A context aware model for autonomous agent stochastic planning

Markov Decision Processes (MDPs) are not able to make use of domain information effectively due to their representational limitations. The lacking of elements which enable the models be aware of context, leads to unstructured representation of that problem such as raw probability matrices or lists. This causes these tools significantly less efficient at determining a useful policy as the state space of a task grows, which is the case for more realistic problems having localized dependencies between states and actions. In this paper, we present a new state machine, called Context-Aware Markov Decision Process (CA-MDP) based on MDP for the purpose of representing Markovian sequential decision making problems in a more structured manner. CA-MDP changes and augments MDP facilities by integrating causal relationships between actions and states thereby enabling structural, hence compact if possible, representation of the tasks. To show the expressive power of CA-MDP, we give the theoretical bounds for complexity of conversion between MDP and CA-MDP to demonstrate the expressive power of CA-MDP. Next, to generate an optimal policy from CA-MDP encoding by exploiting those newly defined facilities, we devised a new solver algorithm based on value iteration (VI), called Context-Aware Value Iteration (CA-VI).

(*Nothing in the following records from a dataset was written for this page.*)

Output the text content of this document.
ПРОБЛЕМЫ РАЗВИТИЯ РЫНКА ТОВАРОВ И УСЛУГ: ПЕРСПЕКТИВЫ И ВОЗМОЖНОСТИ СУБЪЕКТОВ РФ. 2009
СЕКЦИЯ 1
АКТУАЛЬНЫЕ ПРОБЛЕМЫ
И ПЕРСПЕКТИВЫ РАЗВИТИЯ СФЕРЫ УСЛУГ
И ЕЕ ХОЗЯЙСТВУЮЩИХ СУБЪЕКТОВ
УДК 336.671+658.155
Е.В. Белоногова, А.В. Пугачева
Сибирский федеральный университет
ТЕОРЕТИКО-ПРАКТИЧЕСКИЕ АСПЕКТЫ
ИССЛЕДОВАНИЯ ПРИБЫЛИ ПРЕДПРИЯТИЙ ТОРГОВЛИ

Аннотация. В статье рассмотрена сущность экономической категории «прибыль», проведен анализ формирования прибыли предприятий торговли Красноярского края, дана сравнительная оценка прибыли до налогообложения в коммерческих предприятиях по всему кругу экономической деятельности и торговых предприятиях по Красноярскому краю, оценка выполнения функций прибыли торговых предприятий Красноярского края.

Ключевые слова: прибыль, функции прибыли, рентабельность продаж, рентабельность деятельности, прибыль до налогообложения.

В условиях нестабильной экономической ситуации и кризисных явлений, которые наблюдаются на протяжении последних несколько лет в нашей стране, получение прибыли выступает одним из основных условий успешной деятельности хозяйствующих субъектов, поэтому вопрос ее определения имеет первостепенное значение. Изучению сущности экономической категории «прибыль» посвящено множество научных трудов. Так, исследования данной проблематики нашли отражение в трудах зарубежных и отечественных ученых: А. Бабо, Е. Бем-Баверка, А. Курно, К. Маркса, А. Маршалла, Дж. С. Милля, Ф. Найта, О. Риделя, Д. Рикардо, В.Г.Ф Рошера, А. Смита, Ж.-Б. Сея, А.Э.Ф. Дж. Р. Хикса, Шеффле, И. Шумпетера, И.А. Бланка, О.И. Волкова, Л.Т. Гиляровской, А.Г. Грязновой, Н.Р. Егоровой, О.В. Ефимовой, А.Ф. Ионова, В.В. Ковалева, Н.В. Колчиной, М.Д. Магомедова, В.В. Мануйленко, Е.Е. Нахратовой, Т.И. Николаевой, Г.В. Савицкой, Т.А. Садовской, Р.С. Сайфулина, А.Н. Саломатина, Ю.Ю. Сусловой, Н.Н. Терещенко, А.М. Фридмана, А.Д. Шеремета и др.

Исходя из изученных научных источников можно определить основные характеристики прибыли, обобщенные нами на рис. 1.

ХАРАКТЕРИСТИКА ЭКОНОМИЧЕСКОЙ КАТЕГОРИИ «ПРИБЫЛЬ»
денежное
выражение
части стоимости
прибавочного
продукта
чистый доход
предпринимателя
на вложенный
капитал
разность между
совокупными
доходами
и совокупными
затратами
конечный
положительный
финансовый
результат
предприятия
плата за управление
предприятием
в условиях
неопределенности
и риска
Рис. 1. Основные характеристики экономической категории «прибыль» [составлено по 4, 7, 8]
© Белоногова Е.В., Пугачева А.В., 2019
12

Although regular dynamic programming (DP) based algorithms is successful at effectively determining optimal policies, they do not scale well with respect to state-action space, making both the MDP encoding and related solver mechanism practically unusable for real-life problems. Our solver algorithm gets the power of overcoming the scalability problem by integrating the structural information provided in CA-MDP. First, we give theoretical analysis of CA-VI by examining the expected number of Bellman updates being performed on arbitrary tasks. Finally, we present our conducted experiments on numerous problems, with important remarks and discussions on certain aspects of CA-VI and CA-MDP, to justify our theoretical analyses empirically and to assess the real performance of CA-VI with CA-MDP formulation by analysing the execution time by checking how close it gets to the practical minimum runtime bound with respect to VI performance with MDP encoding of the same task.